1. A synthetic method of a dimethylamino phenyl acetic acid compound is characterized by comprising the following steps:

(1) Carrying out methyl esterification reaction on the compound shown in the formula I to obtain a compound shown in a formula II;

(2) Under the protection of inert gas, reacting the compound shown in the formula II with an N-methylating agent under the conditions of a phase transfer catalyst and alkali to obtain the compound shown in the formula III,

the structural formula of the compound shown in the formula I is as follows:

the structural formula of the compound shown in the formula II is as follows:

the structural formula of the compound shown in the formula III is as follows:

in the formula I and the formula II, R is ₁ Is' NH ₂ Said R is ₂ Is one of alkyl with 1 to 4 carbon atoms and H, R is ₁ ′、R ₂ Are each-CH on a benzene ring ₂ COOH or-CH ₂ Para, ortho, meta substitution of the COOMe group, and R ₁ ′、R ₂ Not simultaneously at one position;

in the formula III, R is ₁ Is N (CH) ₃ ) ₂ Said R is ₂ Is one of alkyl with 1 to 4 carbon atoms and H, R is ₁ 、R ₂ Are each-CH on a benzene ring ₂ Para, ortho, meta substitution of the COOH group, and R ₁ 、R ₂ Not simultaneously at one position;

the phase transfer catalyst is tetrabutylammonium bromide, and the N-methylating agent is methyl p-toluenesulfonate;

in the step (2), the alkali adopted in the alkaline condition is one or more of potassium hydroxide and sodium hydroxide, and the used solvent is water; the reaction is carried out at 70-90 ℃ for 4-8 h.

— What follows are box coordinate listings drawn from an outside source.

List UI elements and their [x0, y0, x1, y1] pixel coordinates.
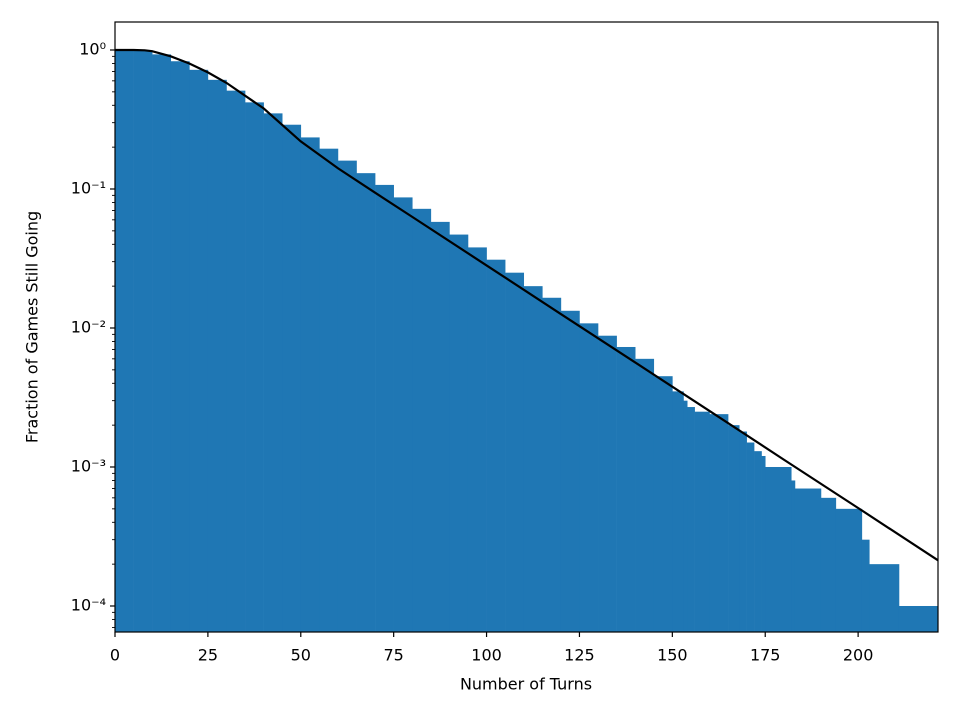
bar	[861, 539, 870, 632]
x-tick-label: 200	[843, 646, 874, 665]
bar	[598, 335, 617, 632]
bar	[523, 286, 543, 632]
bar	[282, 124, 302, 632]
bar	[683, 400, 688, 632]
bar	[356, 173, 376, 633]
bar	[869, 564, 900, 632]
bar	[739, 431, 747, 632]
bar	[170, 61, 190, 633]
bar	[430, 221, 450, 632]
x-tick-label: 0	[110, 646, 120, 665]
bar	[486, 259, 506, 632]
bar	[761, 455, 766, 632]
y-tick-label: 10⁻²	[71, 317, 106, 336]
bar	[412, 208, 432, 633]
x-tick-label: 125	[564, 646, 595, 665]
bar	[765, 466, 792, 632]
bar	[754, 451, 762, 632]
x-tick-label: 175	[750, 646, 781, 665]
bar	[635, 358, 655, 632]
model-line	[115, 48, 939, 562]
bar	[375, 184, 394, 632]
plot-frame	[114, 21, 939, 633]
bar	[746, 442, 755, 632]
y-axis-label: Fraction of Games Still Going	[23, 211, 42, 443]
bar	[835, 508, 863, 632]
x-tick-label: 150	[657, 646, 688, 665]
bar	[449, 234, 469, 632]
bar	[300, 137, 320, 633]
bar	[560, 310, 580, 632]
bar	[694, 411, 710, 632]
bar	[263, 113, 283, 633]
bar	[189, 69, 209, 632]
bar	[505, 272, 525, 632]
bar	[226, 90, 246, 632]
bar	[687, 407, 695, 632]
bar	[820, 497, 837, 632]
y-tick-label: 10⁰	[79, 39, 106, 58]
bar	[616, 346, 636, 632]
bar	[672, 391, 684, 632]
x-axis-label: Number of Turns	[460, 675, 592, 694]
bar	[319, 148, 339, 632]
bar	[728, 425, 740, 632]
x-tick-label: 50	[291, 646, 311, 665]
x-tick-label: 100	[471, 646, 502, 665]
x-tick-label: 25	[198, 646, 218, 665]
y-tick-label: 10⁻³	[71, 456, 106, 475]
bar	[467, 247, 487, 633]
bar	[337, 160, 357, 632]
bar	[393, 197, 413, 632]
bar	[133, 50, 153, 632]
bar	[709, 414, 729, 632]
bar	[115, 49, 134, 632]
bar	[791, 480, 796, 632]
bar	[898, 605, 939, 632]
bar	[542, 297, 562, 632]
y-tick-label: 10⁻¹	[71, 178, 106, 197]
bar	[579, 323, 599, 632]
x-tick-label: 75	[383, 646, 403, 665]
bar	[152, 54, 172, 632]
bar	[245, 102, 264, 632]
bar	[653, 376, 673, 632]
bar	[207, 79, 227, 632]
y-tick-label: 10⁻⁴	[71, 595, 106, 614]
bar	[794, 488, 822, 632]
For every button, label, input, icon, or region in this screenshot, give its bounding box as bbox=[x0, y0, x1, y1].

2. The method for synthesizing dimethylaminophenylacetic acid compounds according to claim 1, wherein: in the step (2), the feeding molar ratio of the compound shown in the formula II to the N-methylating agent is 1:3-5, and the feeding molar ratio of the compound shown in the formula II to the phase transfer catalyst is 1.03-0.05.

3. The method for synthesizing dimethylaminophenyl acetic acid compounds according to claim 1, characterized in that: in the step (2), after the reaction is finished, cooling to 15-35 ℃, extracting with diethyl ether, combining organic phases, drying with anhydrous magnesium sulfate, removing the solvent by rotation, carrying out chromatography purification, and eluting to obtain the compound shown in the formula III.

4. The method for synthesizing dimethylaminophenylacetic acid compounds according to any one of claims 1 to 3, wherein: the methyl esterification reaction is carried out in SOCl ₂ And methanol.

5. The method for synthesizing dimethylaminophenylacetic acid compounds according to any one of claims 1 to 3, wherein: the methyl esterification is carried out for 10 to 14 hours at the temperature of between 50 and 70 ℃.